Jorge Nunes

Jorge Nunes

Regionalização e Estratégia Norte 2030

Portugal apesar das duas regiões autónomas permanece ainda na dimensão continental como um Estado fortemente centralizado. A política centralista não tem conduzido o país por um caminho de convergência com a média da União Europeia, não tem garantido desenvolvimento harmonioso, pelo contrário, no continente há fortes desequilíbrios, entre o Norte e o Sul, entre o Litoral e o Interior. Temos o Norte como região mais pobre de Portugal, com o PIB per capita de 64,7 pontos de média da União Europeia, a 37,2 pontos percentuais da Área Metropolitana de Lisboa.

De forma objetiva deve colocar-se a questão do porquê de a região norte, ao longo de anos, surgir como a região mais pobre do país apesar do muito que positivamente a diferencia no contexto nacional, com uma base produtiva fortemente exportadora, um sistema de ensino superior, de investigação de inovação e de interface muito representativo, distribuído pela região e capaz de dar resposta às necessidades de formação e de inovação para uma economia mais avançada, dispor de um património natural, cultural e identitário muito expressivo, assim como pela persistência de elevadas assimetrias na própria região. 

A outra realidade que fratura o país observa-se entre o litoral e o interior. Uma estreita faixa do litoral concentra de forma esmagadora a população, a economia, a administração pública, os serviços, os centros de conhecimento, o poder político e administrativo, por outro lado temos o Interior que representa 2/3 do território continental, em situação de intenso despovoamento e de envelhecimento populacional, com o mundo rural cada dia mais abandonado, num ciclo que persiste desde há décadas de que tem resultado, a perda no emprego, a redução da atividade económica, da produtividade, a fragilidade das instituições e das populações, realidade absolutamente constrangedora.  

Pode argumentar-se que o País nas últimas quatro décadas evoluiu muito para melhor, o que é indiscutível, tem boas redes de infraestruturas e de serviços, um bom sistema de saúde e de ensino, melhorou a qualidade urbana das cidades, vilas e aldeias, retrato positivo de um país que se modernizou. Apesar disso não se pode ocultar o forte desequilíbrio gerado pelo reforço do centralismo político e administrativo do Estado, em detrimento da descentralização para as regiões, deixando o Interior do País como que entregue a si próprio, progressivamente esvaziado de serviços públicos, agravando os problemas da interioridade, reduzindo expetativas de um futuro melhor.

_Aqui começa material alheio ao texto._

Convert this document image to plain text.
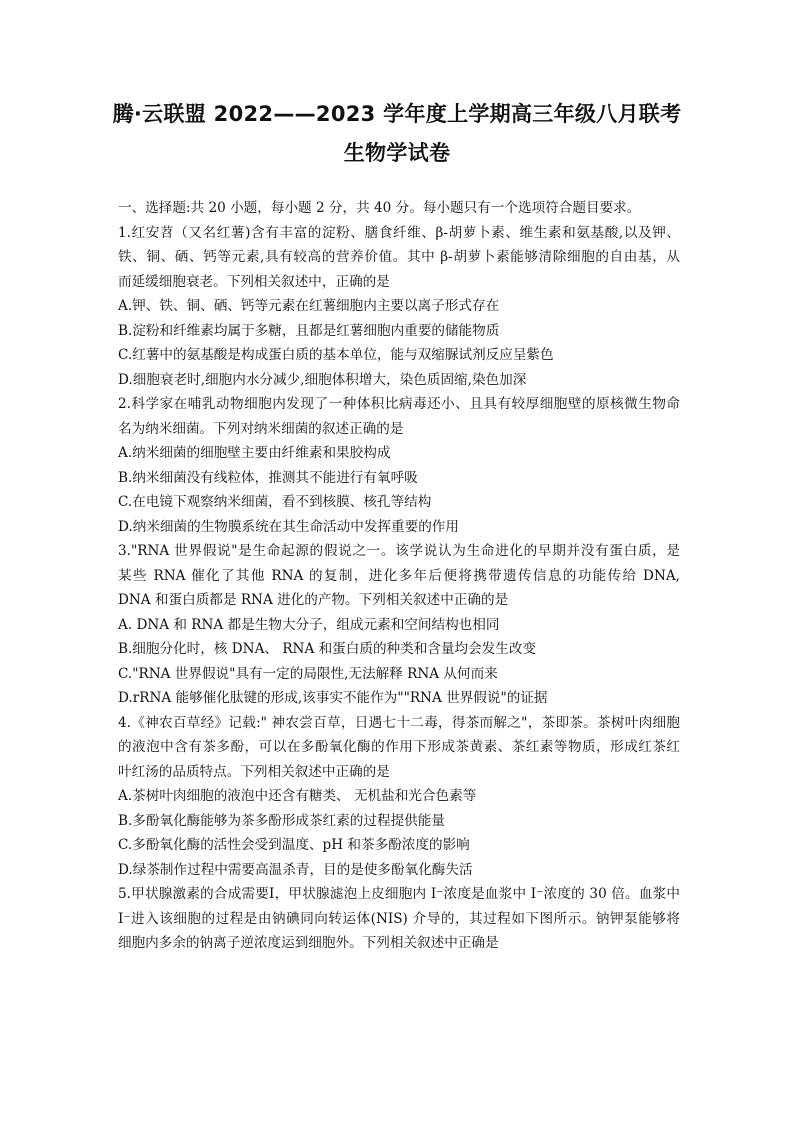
腾·云联盟 2022——2023 学年度上学期高三年级八月联考
生物学试卷
一、选择题:共 20 小题，每小题 2 分，共 40 分。每小题只有一个选项符合题目要求。
1.红安苕（又名红薯)含有丰富的淀粉、膳食纤维、β-胡萝卜素、维生素和氨基酸,以及钾、
铁、铜、硒、钙等元素,具有较高的营养价值。其中 β-胡萝卜素能够清除细胞的自由基，从
而延缓细胞衰老。下列相关叙述中，正确的是
A.钾、铁、铜、硒、钙等元素在红薯细胞内主要以离子形式存在
B.淀粉和纤维素均属于多糖，且都是红薯细胞内重要的储能物质
C.红薯中的氨基酸是构成蛋白质的基本单位，能与双缩脲试剂反应呈紫色
D.细胞衰老时,细胞内水分减少,细胞体积增大，染色质固缩,染色加深
2.科学家在哺乳动物细胞内发现了一种体积比病毒还小、且具有较厚细胞壁的原核微生物命
名为纳米细菌。下列对纳米细菌的叙述正确的是
A.纳米细菌的细胞壁主要由纤维素和果胶构成
B.纳米细菌没有线粒体，推测其不能进行有氧呼吸
C.在电镜下观察纳米细菌，看不到核膜、核孔等结构
D.纳米细菌的生物膜系统在其生命活动中发挥重要的作用
3."RNA 世界假说"是生命起源的假说之一。该学说认为生命进化的早期并没有蛋白质，是
某些 RNA 催化了其他 RNA 的复制，进化多年后便将携带遗传信息的功能传给 DNA,
DNA 和蛋白质都是 RNA 进化的产物。下列相关叙述中正确的是
A. DNA 和 RNA 都是生物大分子，组成元素和空间结构也相同
B.细胞分化时，核 DNA、 RNA 和蛋白质的种类和含量均会发生改变
C."RNA 世界假说"具有一定的局限性,无法解释 RNA 从何而来
D.rRNA 能够催化肽键的形成,该事实不能作为""RNA 世界假说"的证据
4.《神农百草经》记载:" 神农尝百草，日遇七十二毒，得茶而解之"，茶即茶。茶树叶肉细胞
的液泡中含有茶多酚，可以在多酚氧化酶的作用下形成茶黄素、茶红素等物质，形成红茶红
叶红汤的品质特点。下列相关叙述中正确的是
A.茶树叶肉细胞的液泡中还含有糖类、 无机盐和光合色素等
B.多酚氧化酶能够为茶多酚形成茶红素的过程提供能量
C.多酚氧化酶的活性会受到温度、pH 和茶多酚浓度的影响
D.绿茶制作过程中需要高温杀青，目的是使多酚氧化酶失活
5.甲状腺激素的合成需要I，甲状腺滤泡上皮细胞内 I⁻浓度是血浆中 I⁻浓度的 30 倍。血浆中
I⁻进入该细胞的过程是由钠碘同向转运体(NIS) 介导的，其过程如下图所示。钠钾泵能够将
细胞内多余的钠离子逆浓度运到细胞外。下列相关叙述中正确是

Neste contexto, destaca-se como realidade positiva, o Poder Local que no âmbito das suas competências e autonomia e tem sido uma âncora no combate às assimetrias regionais e às desigualdades sociais. No âmbito das suas atribuições e competências tem contribuído para a modernização do país o que lhe permite um claro reconhecimento de confiança por parte dos cidadãos, conquistada pela proximidade e pelos êxitos na gestão, pela qualidade e dimensão da obra feita, de natureza infraestrutural e imaterial, realizações que conferem qualidade de vida e bem-estar aos cidadãos.

Entre as fronteiras do que é a execução de responsabilidade dos municípios e a do governo central, permanece uma ampla faixa de situações para as quais não há adequada resposta para a totalidade das necessidades e noutras a resposta é de eficácia questionável, pela limitação inerente às competências de atuação territorial do Poder Local, quer pela fragilidade da presença do Estado Central, situações que seriam melhor resolvidas por um nível de governo regional. É certo que pela via do associativismo municipal se tem vindo a encontrar soluções eficientes, de escala adequada para solucionar algumas das necessidades, de forma viável e sustentável, sendo exemplo: a recolha e tratamento de lixos; o abastecimento de água; a promoção territorial associada a rotas de património natural e cultural; a gestão de redes de transportes; a operacionalização de fundos comunitários no quadro de abordagens integradas.

As soluções de associativismo municipal têm-se desenvolvido em dimensão variável, podem incluir um número limitado de municípios dentro da NUT III, a totalidade de municípios ou até integrar municípios de NUT III distintas. Os responsáveis pelos órgãos de direção são de eleição indireta ou nomeados, nunca eleitos pelo voto direto dos cidadãos eleitores dos municípios associados.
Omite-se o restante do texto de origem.